Overbye was working as a professional child caretaker, caring for babies born outside of marriage, murdering her own charges. She strangled them, drowned them or burned them to death in her masonry heater. The corpses were either cremated, buried or hidden in the loft.
Overbye was convicted of nine murders, as there were no proof of the others.

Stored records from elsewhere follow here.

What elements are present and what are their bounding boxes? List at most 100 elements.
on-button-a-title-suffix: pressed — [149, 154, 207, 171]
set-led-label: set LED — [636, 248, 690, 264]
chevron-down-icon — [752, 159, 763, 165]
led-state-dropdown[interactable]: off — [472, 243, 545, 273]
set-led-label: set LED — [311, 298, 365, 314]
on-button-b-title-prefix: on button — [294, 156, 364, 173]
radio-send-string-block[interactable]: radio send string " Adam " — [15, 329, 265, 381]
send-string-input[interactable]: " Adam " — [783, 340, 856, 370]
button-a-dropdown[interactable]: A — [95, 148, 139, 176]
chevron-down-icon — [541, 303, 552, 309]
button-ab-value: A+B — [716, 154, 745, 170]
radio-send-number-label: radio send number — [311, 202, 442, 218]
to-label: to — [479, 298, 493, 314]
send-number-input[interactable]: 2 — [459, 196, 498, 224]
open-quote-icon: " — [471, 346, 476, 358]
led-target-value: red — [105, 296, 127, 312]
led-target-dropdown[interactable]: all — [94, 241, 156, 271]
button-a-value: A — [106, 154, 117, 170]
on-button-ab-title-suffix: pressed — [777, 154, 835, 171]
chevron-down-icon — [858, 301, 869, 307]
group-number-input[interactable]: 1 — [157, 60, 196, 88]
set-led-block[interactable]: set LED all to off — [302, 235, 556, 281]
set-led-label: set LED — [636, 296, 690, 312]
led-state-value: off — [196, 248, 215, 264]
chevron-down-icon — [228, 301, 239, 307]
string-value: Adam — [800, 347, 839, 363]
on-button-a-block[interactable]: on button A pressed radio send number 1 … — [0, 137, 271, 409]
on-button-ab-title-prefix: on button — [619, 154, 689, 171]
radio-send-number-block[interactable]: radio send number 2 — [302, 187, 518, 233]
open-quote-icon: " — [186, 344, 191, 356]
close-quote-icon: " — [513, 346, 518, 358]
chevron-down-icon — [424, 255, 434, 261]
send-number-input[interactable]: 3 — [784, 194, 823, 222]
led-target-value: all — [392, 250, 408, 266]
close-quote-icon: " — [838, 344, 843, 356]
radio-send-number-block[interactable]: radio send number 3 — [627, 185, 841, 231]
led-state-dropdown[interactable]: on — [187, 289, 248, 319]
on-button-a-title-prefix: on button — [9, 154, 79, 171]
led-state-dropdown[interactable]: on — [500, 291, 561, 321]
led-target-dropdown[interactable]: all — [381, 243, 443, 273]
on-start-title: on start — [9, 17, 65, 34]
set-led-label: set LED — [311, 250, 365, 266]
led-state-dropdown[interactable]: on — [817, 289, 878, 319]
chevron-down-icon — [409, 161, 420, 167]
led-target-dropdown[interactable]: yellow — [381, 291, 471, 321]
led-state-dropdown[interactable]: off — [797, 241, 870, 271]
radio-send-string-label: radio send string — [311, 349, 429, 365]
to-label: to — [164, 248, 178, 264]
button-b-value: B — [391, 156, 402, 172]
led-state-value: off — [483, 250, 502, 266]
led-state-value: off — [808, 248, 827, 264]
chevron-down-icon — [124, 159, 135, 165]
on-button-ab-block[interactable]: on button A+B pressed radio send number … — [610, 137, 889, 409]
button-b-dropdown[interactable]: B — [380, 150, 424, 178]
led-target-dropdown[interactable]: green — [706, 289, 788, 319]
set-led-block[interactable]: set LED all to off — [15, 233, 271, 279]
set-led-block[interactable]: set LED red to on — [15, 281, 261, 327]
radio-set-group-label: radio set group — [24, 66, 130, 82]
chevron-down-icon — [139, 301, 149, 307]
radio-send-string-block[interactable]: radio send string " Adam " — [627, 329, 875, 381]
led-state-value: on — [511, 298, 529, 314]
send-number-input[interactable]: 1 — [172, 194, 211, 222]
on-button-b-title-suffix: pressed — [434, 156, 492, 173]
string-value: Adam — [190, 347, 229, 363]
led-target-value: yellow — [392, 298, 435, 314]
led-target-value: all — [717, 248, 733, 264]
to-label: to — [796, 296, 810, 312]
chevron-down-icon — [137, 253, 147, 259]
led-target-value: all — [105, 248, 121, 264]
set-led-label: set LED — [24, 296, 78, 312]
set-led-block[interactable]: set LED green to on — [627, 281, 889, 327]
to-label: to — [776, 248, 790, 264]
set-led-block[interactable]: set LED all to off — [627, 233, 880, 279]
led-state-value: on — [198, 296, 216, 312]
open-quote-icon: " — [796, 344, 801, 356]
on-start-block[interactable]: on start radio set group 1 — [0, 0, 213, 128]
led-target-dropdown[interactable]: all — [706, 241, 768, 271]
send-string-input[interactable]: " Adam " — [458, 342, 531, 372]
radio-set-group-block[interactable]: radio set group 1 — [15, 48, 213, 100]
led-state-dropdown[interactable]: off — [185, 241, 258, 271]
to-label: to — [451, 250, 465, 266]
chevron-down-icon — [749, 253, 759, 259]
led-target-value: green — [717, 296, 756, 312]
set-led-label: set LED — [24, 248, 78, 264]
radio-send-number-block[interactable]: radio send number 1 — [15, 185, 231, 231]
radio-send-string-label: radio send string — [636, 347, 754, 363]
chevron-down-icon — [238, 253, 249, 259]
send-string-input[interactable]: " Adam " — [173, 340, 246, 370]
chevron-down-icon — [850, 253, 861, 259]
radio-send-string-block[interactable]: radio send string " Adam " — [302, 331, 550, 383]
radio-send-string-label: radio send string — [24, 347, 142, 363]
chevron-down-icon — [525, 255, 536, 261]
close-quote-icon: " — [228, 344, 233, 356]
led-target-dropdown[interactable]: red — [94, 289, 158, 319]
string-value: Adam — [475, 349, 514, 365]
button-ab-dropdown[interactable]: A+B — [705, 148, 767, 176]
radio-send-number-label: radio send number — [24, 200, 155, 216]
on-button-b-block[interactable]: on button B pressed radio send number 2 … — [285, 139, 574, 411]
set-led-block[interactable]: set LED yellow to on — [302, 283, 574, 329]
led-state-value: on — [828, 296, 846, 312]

Her lawyer based the case on Overbye being abused herself as a baby, but that didn't impress the judge.
Her gruesome crimes were discovered – quite by chance – at her apartment in Copenhagen’s Vesterbro district on Englhavevej.
If a young mother, Karoline Aagesen, had not placed a small classified advertisement in the paper saying she was looking for a family to adopt her new-born, illegitimate daughter in July 1920, if Dagmar Overbye had not read it and taken the child, and if Miss Aagesen had not regretted her decision the following day and asked to have her baby back, the terrible crimes would not have been discovered.
When Miss Aagesen asked Overbye for her child to be returned, Overbye said she couldn’t remember the address of the family she had given her to. Aagesen found this a little strange, and reported the incident to the police. The police then visited Overbye’s apartment on Enghavevej, where they found first the baby’s clothes and later the remains of her bones and skull in the ashes of the stove.
Overbye was arrested and confessed to the murders of 16 babies, but she was only ever convicted of murdering nine because of lack of evidence. It is believed, though, that she was responsible for killing 29 children, in a terrible story that began some ten years prior, where a young Overbye gave birth to her first child – which died under suspicious circumstances. It is now thought this new-born suffered the same fate as the others.
Overbye moved to Copenhagen in 1915, and a year later, she was operating a kind of unofficial adoption agency between mothers of unwanted babies and families looking to adopt. The babies, however, never became part of the loving families their mothers dreamt of.
Aagesen testified that she had paid around 200 kroner to Overbye for taking the child and finding her good foster parents, as had the other mothers who had innocently handed over their infants, believing that they were offering them the chance of a better life. For many of whom were live-in servants, the sum was the equivalent of a year’s wages.
She died in prison on May 6, 1929. She was 46.